After a week and a half of exploration through the narrow passages among the winding streets of Boston much can be said about the character of the city. I once read that what makes a historic, or ancient city so beautiful is the potential to get lost. It is the romantic passages that cease at large boulevards, greenways, and busy markets or the aging brick that accumulates stories to tell. The anecdotes we tell of heroism and courage let the imagination roar creating images of the narrations that we all listen to intently. It is the midst of these narrow brick passages that we distinguish history and heritage.
“The difference between history and heritage according to David Lowenthal and Michael Kammen is that heritage only celebrates those aspects of history that are agreed upon and valued by a group leaving out problematic information. So, heritage becomes this nostalgic and innocent idea of the past that uses symbols instead of facts to convey historical meaning.” I was faced with this conflict as I respond to MY history and heritage in the storylines amongst the brick and mortar of Bostonian streets.
Saturday mornings are market mornings. See, Haymarket has this homey feel of Yucca and Platanos along submerged meat markets and bodegas “al aire libre” as my mother would say. So I browse carefully asking for 5 oranges and some cilantro and as I pronounce the names I realize that within the market there is a world of culture. There is a million oranges and naranjas, with different flavors and no, its not just a Spanglish ceviche but a sancocho of Arabic, French, Creole, Mandarin and Portuguese too many to count or to even distinguish. This is how I go back home every week.
When Charles Bulfinch and Alexander Parris were commissioned for their contribution to Faneuil Hall and Quincy Market they were thinking of the markets that have dominated trade and culture for thousands of years. The market offers the interaction and blending of culture that introduces one spice to a whole empire, an innovation that is the foundation to communication, trade and an economy. The market that is the tents and boxes set up on Friday and Saturday mornings across the street from the Green line and Orange line Haymarket stop.
It is here at this market where I begin to resolve my conflicts with narrations of Bostonian history and American exceptionalism. Where I begin to point out that there is a hidden history behind the markings along the Freedom Trail and the missing Black Heritage Trail. The reminder that American exceptionalism is the ethnocentrism that has left out black history and still leaves out the Latinx/Chicano history. American exceptionalism is the American ethnocentrism that does not provide multilingual resources, or does not intentionally reach out to diverse communities in fear of change.

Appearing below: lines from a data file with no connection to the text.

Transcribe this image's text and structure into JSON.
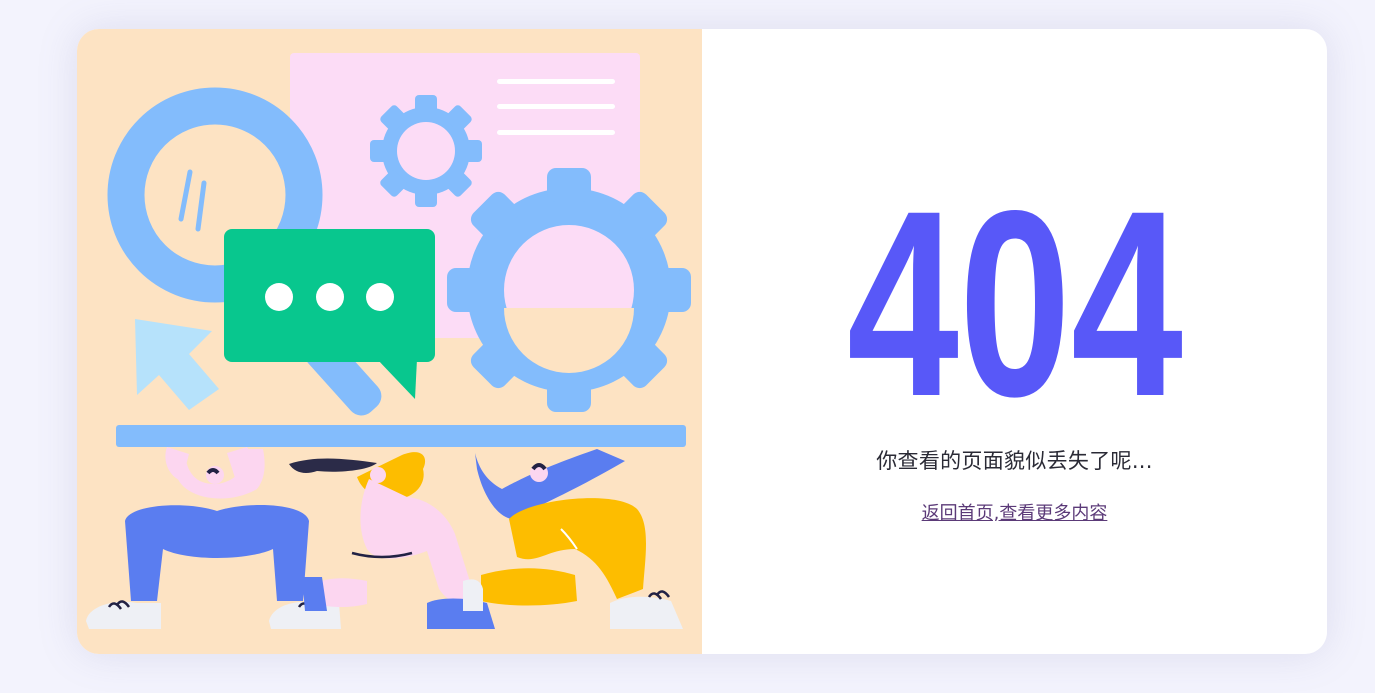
{
  "error": {
    "code": "404",
    "message": "你查看的页面貌似丢失了呢...",
    "link_label": "返回首页,查看更多内容"
  },
  "illustration": {
    "description_icons": [
      "magnifier-icon",
      "chat-bubble-icon",
      "gear-icon",
      "cursor-arrow-icon"
    ]
  },
  "colors": {
    "accent": "#5858f8",
    "illustration_bg": "#fde3c3",
    "page_bg": "#f3f3fd",
    "link": "#5b3a78"
  }
}
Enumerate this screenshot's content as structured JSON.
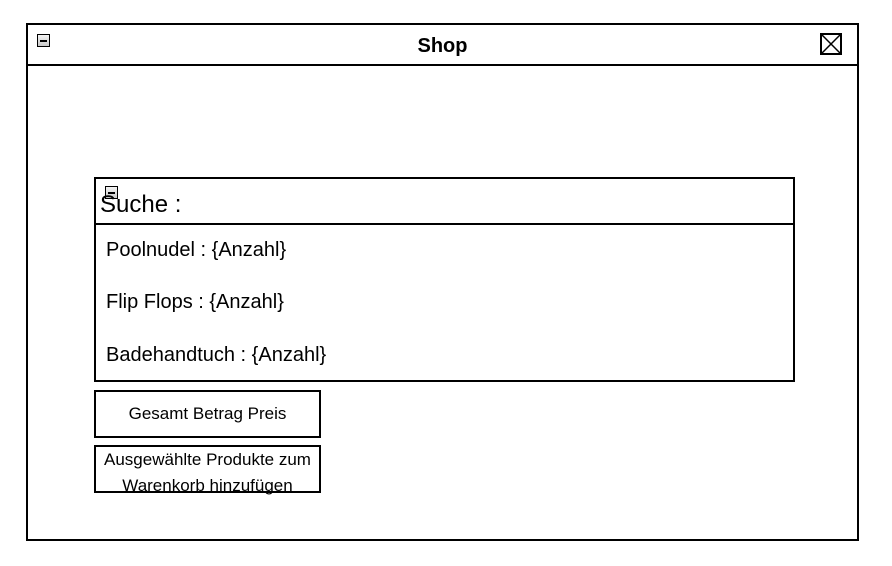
{
  "window": {
    "title": "Shop"
  },
  "search": {
    "label": "Suche :",
    "items": [
      {
        "label": "Poolnudel : {Anzahl}"
      },
      {
        "label": "Flip Flops : {Anzahl}"
      },
      {
        "label": "Badehandtuch : {Anzahl}"
      }
    ]
  },
  "buttons": {
    "total_label": "Gesamt Betrag Preis",
    "cart_label": "Ausgewählte Produkte zum Warenkorb hinzufügen"
  }
}
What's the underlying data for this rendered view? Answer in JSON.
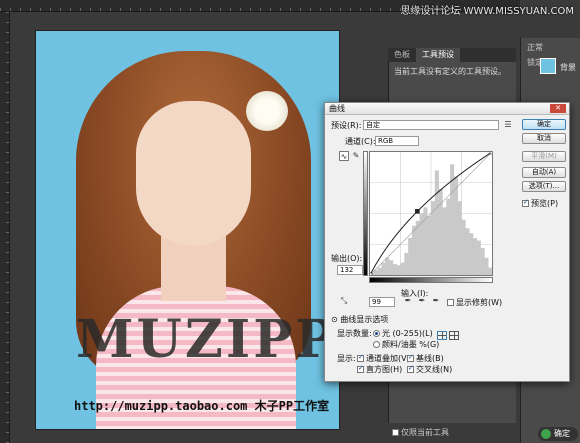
{
  "watermark": "思缘设计论坛 WWW.MISSYUAN.COM",
  "canvas": {
    "brand": "MUZIPP",
    "url_text": "http://muzipp.taobao.com 木子PP工作室"
  },
  "properties_panel": {
    "tabs": [
      "色板",
      "工具预设"
    ],
    "message": "当前工具没有定义的工具预设。",
    "bottom_label": "仅限当前工具"
  },
  "layers_panel": {
    "tab": "正常",
    "lock_label": "锁定:",
    "layer_name": "背景"
  },
  "dialog": {
    "title": "曲线",
    "preset_label": "预设(R):",
    "preset_value": "自定",
    "channel_label": "通道(C):",
    "channel_value": "RGB",
    "output_label": "输出(O):",
    "output_value": "132",
    "input_label": "输入(I):",
    "input_value": "99",
    "show_clipping_label": "显示修剪(W)",
    "display_options_label": "曲线显示选项",
    "show_amount_label": "显示数量:",
    "light_option": "光 (0-255)(L)",
    "pigment_option": "颜料/油墨 %(G)",
    "show_label": "显示:",
    "channel_overlays": "通道叠加(V)",
    "baseline": "基线(B)",
    "histogram": "直方图(H)",
    "intersection": "交叉线(N)",
    "buttons": {
      "ok": "确定",
      "cancel": "取消",
      "smooth": "平滑(M)",
      "auto": "自动(A)",
      "options": "选项(T)...",
      "preview": "预览(P)"
    }
  },
  "status_badge": "确定",
  "chart_data": {
    "type": "line",
    "title": "",
    "xlabel": "",
    "ylabel": "",
    "xlim": [
      0,
      255
    ],
    "ylim": [
      0,
      255
    ],
    "series": [
      {
        "values": [
          [
            0,
            0
          ],
          [
            99,
            132
          ],
          [
            255,
            255
          ]
        ]
      }
    ],
    "baseline": [
      [
        0,
        0
      ],
      [
        255,
        255
      ]
    ],
    "histogram": [
      2,
      4,
      6,
      10,
      14,
      12,
      9,
      8,
      10,
      18,
      30,
      40,
      44,
      50,
      55,
      48,
      60,
      85,
      70,
      55,
      62,
      90,
      80,
      60,
      45,
      38,
      34,
      30,
      28,
      22,
      14,
      6
    ],
    "grid": true
  }
}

To outreach is not to invite people of color to NPS events that are catered to white heritage. Intentional outreach for diverse visitors assesses the current issues; it listens and makes an effort to include our histories into one. It is intentional.

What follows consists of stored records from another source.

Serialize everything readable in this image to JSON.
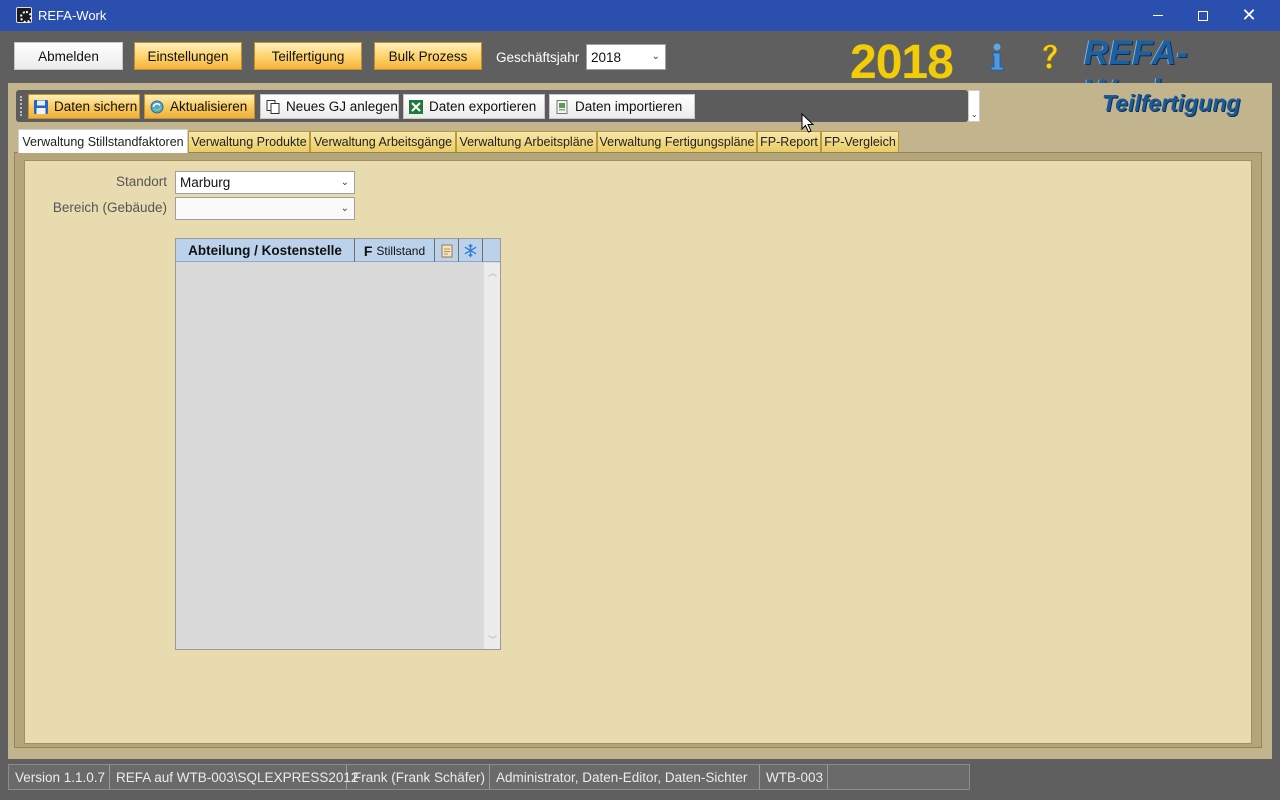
{
  "window": {
    "title": "REFA-Work"
  },
  "topbar": {
    "buttons": {
      "logout": "Abmelden",
      "settings": "Einstellungen",
      "partial_production": "Teilfertigung",
      "bulk_process": "Bulk Prozess"
    },
    "fiscal_year_label": "Geschäftsjahr",
    "fiscal_year_value": "2018",
    "year_display": "2018",
    "brand": "REFA-Work",
    "icons": {
      "info": "info-icon",
      "help": "help-icon"
    }
  },
  "toolbar": {
    "save": "Daten sichern",
    "refresh": "Aktualisieren",
    "new_fy": "Neues GJ anlegen",
    "export": "Daten exportieren",
    "import": "Daten importieren"
  },
  "section_title": "Teilfertigung",
  "tabs": [
    {
      "label": "Verwaltung Stillstandfaktoren",
      "active": true
    },
    {
      "label": "Verwaltung Produkte"
    },
    {
      "label": "Verwaltung Arbeitsgänge"
    },
    {
      "label": "Verwaltung Arbeitspläne"
    },
    {
      "label": "Verwaltung Fertigungspläne"
    },
    {
      "label": "FP-Report"
    },
    {
      "label": "FP-Vergleich"
    }
  ],
  "form": {
    "location_label": "Standort",
    "location_value": "Marburg",
    "area_label": "Bereich (Gebäude)",
    "area_value": ""
  },
  "grid": {
    "columns": {
      "department": "Abteilung / Kostenstelle",
      "factor_prefix": "F",
      "factor": "Stillstand"
    },
    "rows": []
  },
  "statusbar": {
    "version": "Version 1.1.0.7",
    "connection": "REFA auf WTB-003\\SQLEXPRESS2012",
    "user": "Frank (Frank Schäfer)",
    "roles": "Administrator, Daten-Editor, Daten-Sichter",
    "machine": "WTB-003"
  },
  "colors": {
    "titlebar": "#2b4fae",
    "accent_gold": "#f2cd07",
    "brand_blue": "#1e5fa0",
    "panel": "#e8dbb0"
  }
}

Amidst the brick and mortar of the brick walls, deep within the first in lay of brick is MY history waiting to be told. Within the walls of Catholic churches and among the housing waiting to be replaced with market rate, and across the water are my neighbors and our mixed accents slurred with sazon y queso frito. It is here where the journey begins to provide Latinos in Boston with Latino history, to let East Boston ESL students tell their oral history and their migration stories to remind everyone who the 65th regiment was. So during my browsing at the market and in the bodegas I’ll be conversing, asking, and inviting Latinos and others in Boston to join the Park Service in some programming and ideas for the entity that is the Boston community.